2023 yılındaki bir seçim kampanyası sırasında insanların soylarının, kökenlerinin kamuoyu önünde tartışma konusu haline geldiği bir ayrımcılığa tanıklık etmek, bu yıl 100’üncü kuruluş yıldönümünü kutlayacak olan Türkiye Cumhuriyeti’ne yakışan bir görüntü değildir.

*

Ben işte bu satırları yazarken, önüme Mustafa Destici’nin dün yaptığı yeni bir açıklama düştü. Destici, ilk açıklamayı yaptığı TV 100’e bu kez “Ben hiçbir Boşnak, Makedonyalı, Arnavut, Kosovalı, Karadağlı, Batı Trakyalı ya da Bulgaristan’daki Türkleri incitmek istemem. Onlar zaten ödemesi gereken bedeli ödemişler, canlarını vermişler, topraklarını vermemişler” diye konuşmuş ve eklemiş:

“Eğer ağzımdan da yanlış bir şey çıkmışsa onlardan özür dilerim, özür dilemekten hiç çekinmem.”
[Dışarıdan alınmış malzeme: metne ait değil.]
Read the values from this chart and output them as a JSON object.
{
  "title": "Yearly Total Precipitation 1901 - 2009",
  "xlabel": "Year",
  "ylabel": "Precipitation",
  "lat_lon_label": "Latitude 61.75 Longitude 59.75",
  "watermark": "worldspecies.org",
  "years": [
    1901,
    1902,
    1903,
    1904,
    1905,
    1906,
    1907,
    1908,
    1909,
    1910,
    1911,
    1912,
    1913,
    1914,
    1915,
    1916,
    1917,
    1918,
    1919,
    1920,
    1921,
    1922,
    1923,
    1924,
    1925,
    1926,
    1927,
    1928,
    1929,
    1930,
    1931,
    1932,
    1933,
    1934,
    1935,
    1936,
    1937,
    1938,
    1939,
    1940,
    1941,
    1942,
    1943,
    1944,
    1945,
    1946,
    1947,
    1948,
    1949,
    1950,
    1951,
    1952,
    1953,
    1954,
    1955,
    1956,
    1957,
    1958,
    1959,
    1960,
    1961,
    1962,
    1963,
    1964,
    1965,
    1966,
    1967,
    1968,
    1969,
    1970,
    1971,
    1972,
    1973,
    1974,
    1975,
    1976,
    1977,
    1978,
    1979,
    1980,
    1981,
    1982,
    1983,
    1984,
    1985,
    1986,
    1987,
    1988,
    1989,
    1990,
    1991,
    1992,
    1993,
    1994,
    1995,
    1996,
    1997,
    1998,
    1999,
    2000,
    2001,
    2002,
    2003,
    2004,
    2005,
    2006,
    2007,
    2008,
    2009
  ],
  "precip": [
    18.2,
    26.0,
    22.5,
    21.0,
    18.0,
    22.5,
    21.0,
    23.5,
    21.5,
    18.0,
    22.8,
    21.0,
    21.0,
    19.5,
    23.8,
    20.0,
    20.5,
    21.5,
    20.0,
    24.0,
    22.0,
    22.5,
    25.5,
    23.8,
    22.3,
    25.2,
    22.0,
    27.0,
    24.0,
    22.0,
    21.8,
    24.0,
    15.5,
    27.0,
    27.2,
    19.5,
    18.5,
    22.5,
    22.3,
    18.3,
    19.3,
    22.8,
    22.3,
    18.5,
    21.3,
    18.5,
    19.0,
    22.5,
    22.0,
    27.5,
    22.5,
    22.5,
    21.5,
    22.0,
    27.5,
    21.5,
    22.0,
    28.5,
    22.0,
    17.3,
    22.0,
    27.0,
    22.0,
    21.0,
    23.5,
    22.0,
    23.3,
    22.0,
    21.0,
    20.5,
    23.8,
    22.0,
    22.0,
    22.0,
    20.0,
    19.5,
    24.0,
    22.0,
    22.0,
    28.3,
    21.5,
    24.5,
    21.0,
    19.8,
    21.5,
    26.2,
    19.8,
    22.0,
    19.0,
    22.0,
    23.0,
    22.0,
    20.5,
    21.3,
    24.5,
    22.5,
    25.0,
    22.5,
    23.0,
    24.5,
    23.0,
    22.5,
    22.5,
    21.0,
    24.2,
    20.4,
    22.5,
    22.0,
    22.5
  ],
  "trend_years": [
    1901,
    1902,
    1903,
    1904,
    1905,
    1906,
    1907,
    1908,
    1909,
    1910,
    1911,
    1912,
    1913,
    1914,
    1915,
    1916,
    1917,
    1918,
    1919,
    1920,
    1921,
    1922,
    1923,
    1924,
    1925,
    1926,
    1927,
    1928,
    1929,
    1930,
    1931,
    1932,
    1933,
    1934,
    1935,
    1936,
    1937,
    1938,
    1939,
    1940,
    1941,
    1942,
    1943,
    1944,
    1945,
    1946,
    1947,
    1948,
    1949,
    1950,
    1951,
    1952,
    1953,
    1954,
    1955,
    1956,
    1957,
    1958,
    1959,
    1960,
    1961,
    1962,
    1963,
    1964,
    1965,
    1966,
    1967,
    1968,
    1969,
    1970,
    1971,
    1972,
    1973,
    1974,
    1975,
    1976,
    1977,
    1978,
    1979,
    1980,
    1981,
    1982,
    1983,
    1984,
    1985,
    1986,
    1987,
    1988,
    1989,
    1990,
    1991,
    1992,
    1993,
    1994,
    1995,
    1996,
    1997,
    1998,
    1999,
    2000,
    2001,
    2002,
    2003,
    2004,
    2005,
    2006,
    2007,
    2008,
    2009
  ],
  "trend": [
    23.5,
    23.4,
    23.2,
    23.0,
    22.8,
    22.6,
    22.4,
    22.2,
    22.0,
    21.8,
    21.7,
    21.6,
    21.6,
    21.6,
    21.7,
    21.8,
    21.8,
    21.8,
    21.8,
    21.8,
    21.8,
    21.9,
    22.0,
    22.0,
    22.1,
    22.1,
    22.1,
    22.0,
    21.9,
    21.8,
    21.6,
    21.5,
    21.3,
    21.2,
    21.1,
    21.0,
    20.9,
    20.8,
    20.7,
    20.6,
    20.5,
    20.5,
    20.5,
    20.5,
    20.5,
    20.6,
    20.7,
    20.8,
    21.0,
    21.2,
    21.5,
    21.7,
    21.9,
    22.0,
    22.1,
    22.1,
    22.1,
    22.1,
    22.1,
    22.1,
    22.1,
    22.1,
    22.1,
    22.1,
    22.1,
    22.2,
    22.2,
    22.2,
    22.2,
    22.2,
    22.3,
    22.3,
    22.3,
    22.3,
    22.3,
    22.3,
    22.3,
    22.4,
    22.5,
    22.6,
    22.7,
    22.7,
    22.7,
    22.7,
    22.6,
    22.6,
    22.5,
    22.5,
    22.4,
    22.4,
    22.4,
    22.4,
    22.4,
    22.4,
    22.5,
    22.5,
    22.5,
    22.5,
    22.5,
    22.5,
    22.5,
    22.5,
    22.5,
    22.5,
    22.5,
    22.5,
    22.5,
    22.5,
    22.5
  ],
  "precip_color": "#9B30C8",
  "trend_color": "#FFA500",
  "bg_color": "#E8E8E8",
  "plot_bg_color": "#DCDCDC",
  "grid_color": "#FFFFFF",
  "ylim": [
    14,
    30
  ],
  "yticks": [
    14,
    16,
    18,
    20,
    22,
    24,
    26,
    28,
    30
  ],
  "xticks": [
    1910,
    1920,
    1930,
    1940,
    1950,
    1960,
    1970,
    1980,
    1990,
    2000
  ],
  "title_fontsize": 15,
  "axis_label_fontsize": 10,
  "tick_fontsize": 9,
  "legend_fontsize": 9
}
Her halükârda yükselen tepki dalgası Destici’yi dün bu açıklamayı yapmak zorunda bırakmıştır.

Destici “Eğer…” diye söze girerek yanlış yaptığını tam olarak net bir ifadeyle kabullenmese de, yine de bu kadarını ifade etmiş olmasını bir “adım” diye nitelendirip bu yazıyı kapatalım.